La cour d'appel de Versailles, chambre sociale, 24 juillet 2025, n° RG 23/01315, se prononce sur le co‑emploi dans un groupe et sur le bien‑fondé d'un licenciement économique. Le litige naît d'une fermeture de site, décidée à l'issue d'une réorganisation liée à un plan de sauvegarde de l'emploi, et d'un licenciement notifié après acceptation d'un congé de reclassement. Le salarié invoque la responsabilité d'une société sœur au titre du co‑emploi, ainsi que l'absence de cause réelle et sérieuse du licenciement. Les premiers juges avaient retenu le co‑emploi et condamné la société sœur. En appel, les sociétés contestent tant l’immixtion alléguée que l’appréciation de la cause économique, tandis que le salarié sollicite la confirmation pour le co‑emploi et l’augmentation des indemnités.

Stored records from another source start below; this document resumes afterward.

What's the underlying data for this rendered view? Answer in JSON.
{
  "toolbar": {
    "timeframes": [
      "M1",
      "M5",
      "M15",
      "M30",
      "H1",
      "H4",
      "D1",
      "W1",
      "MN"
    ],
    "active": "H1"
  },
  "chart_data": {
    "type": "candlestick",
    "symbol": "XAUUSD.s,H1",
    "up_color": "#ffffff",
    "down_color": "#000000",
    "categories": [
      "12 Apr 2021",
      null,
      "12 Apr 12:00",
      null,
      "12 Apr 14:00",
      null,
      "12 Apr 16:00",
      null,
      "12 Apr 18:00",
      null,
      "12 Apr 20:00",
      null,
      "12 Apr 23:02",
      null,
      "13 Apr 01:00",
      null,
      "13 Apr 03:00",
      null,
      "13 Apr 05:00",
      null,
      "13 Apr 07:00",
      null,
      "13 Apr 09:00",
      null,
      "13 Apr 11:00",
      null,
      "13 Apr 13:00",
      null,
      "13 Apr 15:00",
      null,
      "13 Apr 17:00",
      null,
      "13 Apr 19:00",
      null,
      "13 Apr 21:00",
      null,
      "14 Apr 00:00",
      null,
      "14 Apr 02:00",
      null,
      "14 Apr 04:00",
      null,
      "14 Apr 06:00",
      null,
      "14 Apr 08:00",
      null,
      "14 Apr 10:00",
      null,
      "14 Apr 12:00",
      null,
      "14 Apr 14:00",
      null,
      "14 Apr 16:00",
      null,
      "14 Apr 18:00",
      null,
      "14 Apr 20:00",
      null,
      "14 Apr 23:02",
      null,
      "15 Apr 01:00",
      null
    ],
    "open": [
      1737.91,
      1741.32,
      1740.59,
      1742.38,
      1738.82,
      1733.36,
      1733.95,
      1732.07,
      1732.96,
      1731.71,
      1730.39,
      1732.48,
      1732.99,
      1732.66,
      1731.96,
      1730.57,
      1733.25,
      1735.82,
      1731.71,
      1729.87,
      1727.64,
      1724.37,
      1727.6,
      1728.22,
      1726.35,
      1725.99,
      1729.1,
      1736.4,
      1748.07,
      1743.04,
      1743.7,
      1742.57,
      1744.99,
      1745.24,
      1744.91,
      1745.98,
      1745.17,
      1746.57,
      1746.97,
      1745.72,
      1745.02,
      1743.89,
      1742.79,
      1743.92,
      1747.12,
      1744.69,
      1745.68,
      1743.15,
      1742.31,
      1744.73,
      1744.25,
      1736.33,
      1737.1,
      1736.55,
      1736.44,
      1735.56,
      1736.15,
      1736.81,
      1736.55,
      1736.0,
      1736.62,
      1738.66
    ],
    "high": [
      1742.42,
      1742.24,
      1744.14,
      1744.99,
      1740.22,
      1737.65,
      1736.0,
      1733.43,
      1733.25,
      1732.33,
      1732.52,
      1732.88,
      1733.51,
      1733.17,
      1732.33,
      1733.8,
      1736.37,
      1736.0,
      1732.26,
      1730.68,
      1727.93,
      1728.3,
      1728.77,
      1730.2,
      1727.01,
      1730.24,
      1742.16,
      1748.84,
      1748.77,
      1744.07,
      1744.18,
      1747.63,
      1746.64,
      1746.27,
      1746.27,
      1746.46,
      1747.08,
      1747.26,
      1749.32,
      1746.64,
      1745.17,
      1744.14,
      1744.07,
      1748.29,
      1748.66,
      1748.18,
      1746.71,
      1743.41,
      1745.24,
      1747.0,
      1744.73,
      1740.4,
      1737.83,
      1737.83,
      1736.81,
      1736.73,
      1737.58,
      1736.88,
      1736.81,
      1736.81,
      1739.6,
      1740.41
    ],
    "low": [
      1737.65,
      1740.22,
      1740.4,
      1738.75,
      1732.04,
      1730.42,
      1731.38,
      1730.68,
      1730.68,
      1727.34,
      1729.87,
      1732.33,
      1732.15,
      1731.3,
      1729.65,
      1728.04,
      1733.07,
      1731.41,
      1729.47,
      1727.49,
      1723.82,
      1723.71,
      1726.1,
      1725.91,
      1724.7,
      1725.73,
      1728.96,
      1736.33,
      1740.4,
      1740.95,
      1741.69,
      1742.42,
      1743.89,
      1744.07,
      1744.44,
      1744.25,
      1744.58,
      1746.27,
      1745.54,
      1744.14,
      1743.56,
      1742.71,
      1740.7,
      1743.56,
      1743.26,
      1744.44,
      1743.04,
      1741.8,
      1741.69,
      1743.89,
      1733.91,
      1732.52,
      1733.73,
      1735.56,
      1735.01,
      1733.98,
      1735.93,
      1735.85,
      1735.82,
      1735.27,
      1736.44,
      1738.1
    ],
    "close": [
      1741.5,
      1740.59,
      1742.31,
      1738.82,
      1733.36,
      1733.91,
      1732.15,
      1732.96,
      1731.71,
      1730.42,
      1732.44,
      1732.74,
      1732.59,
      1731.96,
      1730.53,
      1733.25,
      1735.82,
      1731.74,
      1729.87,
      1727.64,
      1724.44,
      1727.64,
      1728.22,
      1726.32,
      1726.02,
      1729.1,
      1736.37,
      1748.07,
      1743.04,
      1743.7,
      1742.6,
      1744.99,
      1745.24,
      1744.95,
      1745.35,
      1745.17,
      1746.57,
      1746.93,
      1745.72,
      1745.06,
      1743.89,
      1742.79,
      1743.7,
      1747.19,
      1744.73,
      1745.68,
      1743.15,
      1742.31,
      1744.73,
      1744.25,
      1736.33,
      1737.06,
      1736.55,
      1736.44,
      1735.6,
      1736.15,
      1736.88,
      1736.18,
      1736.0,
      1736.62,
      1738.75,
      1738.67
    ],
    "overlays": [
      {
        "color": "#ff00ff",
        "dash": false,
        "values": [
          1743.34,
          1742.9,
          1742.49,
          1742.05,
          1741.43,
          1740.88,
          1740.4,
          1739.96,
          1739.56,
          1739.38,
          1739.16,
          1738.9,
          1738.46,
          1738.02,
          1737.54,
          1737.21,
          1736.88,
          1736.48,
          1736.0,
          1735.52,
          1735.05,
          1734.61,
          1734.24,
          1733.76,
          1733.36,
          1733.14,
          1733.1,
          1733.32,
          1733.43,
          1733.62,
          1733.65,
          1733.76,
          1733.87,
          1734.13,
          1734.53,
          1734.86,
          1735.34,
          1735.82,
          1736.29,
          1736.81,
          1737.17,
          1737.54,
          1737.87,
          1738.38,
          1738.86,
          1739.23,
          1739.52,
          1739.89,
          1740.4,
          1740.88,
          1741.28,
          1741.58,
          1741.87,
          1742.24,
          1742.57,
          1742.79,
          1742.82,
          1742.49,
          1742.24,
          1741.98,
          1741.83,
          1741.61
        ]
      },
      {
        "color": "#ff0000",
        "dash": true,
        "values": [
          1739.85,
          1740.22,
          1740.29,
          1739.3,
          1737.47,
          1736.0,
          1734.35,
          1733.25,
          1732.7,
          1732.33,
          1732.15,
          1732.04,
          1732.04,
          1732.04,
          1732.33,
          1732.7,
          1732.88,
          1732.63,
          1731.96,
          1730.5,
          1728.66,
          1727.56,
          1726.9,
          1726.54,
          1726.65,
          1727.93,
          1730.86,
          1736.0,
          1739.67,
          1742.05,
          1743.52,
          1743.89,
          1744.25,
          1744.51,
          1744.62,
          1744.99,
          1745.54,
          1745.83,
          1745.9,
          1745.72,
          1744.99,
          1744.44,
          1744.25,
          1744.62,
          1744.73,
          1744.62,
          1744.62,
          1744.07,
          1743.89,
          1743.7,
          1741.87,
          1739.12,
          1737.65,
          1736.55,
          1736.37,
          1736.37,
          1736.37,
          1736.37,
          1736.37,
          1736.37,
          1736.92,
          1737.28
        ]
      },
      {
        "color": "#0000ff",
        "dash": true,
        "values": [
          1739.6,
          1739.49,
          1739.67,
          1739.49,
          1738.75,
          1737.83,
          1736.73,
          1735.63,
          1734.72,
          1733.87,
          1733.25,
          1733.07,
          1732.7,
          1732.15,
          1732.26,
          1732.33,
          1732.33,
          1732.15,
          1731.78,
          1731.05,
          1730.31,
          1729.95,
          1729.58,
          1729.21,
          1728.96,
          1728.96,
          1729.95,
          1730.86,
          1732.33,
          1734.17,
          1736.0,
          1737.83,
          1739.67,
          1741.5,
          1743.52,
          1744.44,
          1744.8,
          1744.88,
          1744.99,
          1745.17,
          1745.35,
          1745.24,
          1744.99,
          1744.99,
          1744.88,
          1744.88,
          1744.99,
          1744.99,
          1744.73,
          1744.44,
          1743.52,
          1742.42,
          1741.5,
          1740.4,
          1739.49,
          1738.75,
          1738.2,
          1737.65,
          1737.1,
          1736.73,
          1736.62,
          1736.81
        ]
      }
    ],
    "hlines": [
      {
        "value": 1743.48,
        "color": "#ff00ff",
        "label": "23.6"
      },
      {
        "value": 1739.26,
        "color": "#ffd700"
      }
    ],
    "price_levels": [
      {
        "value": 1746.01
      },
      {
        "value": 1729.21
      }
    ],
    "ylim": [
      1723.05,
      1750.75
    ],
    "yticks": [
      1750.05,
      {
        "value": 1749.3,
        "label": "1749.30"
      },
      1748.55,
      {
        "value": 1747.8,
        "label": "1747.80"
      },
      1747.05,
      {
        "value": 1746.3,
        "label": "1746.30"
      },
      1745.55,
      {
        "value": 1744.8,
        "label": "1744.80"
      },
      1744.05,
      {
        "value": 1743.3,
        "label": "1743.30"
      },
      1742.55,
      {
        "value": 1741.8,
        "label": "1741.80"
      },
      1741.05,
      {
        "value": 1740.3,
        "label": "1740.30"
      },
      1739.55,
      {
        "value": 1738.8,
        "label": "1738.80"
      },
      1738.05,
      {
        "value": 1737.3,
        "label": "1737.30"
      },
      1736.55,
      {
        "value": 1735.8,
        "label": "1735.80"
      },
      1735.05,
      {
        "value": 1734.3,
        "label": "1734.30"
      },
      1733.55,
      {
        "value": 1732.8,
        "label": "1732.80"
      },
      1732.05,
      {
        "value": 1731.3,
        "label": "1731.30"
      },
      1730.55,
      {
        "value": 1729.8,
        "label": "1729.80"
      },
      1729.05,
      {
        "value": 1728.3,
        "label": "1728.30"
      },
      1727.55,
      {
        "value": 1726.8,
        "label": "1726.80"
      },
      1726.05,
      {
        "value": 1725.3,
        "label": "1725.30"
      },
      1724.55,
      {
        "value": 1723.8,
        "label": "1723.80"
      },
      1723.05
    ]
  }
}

La cour rappelle d’abord la charge probatoire et les critères d’identification du co‑emploi, puis fixe le périmètre d’appréciation de la cause économique. Elle énonce que « Il incombe à l'employeur de démontrer, dans le périmètre pertinent, la réalité et le sérieux du motif invoqué ». Elle précise encore, s’agissant du co‑emploi, que « Hors l'existence d'un tel lien de subordination, une société ne peut être qualifiée de co-employeur, à l'égard du personnel employé par une autre société, que s'il existe (…) une immixtion permanente (…) conduisant à la perte totale d'autonomie d'action de cette dernière ». Appliquant ces principes, la cour infirme la solution sur le co‑emploi, mais déclare le licenciement sans cause réelle et sérieuse faute d’éléments probants sur la « sauvegarde de la compétitivité » au bon périmètre. Le salarié obtient des dommages‑intérêts pour rupture injustifiée et pour non‑respect d’un accord majoritaire relatif aux offres valables d’emploi.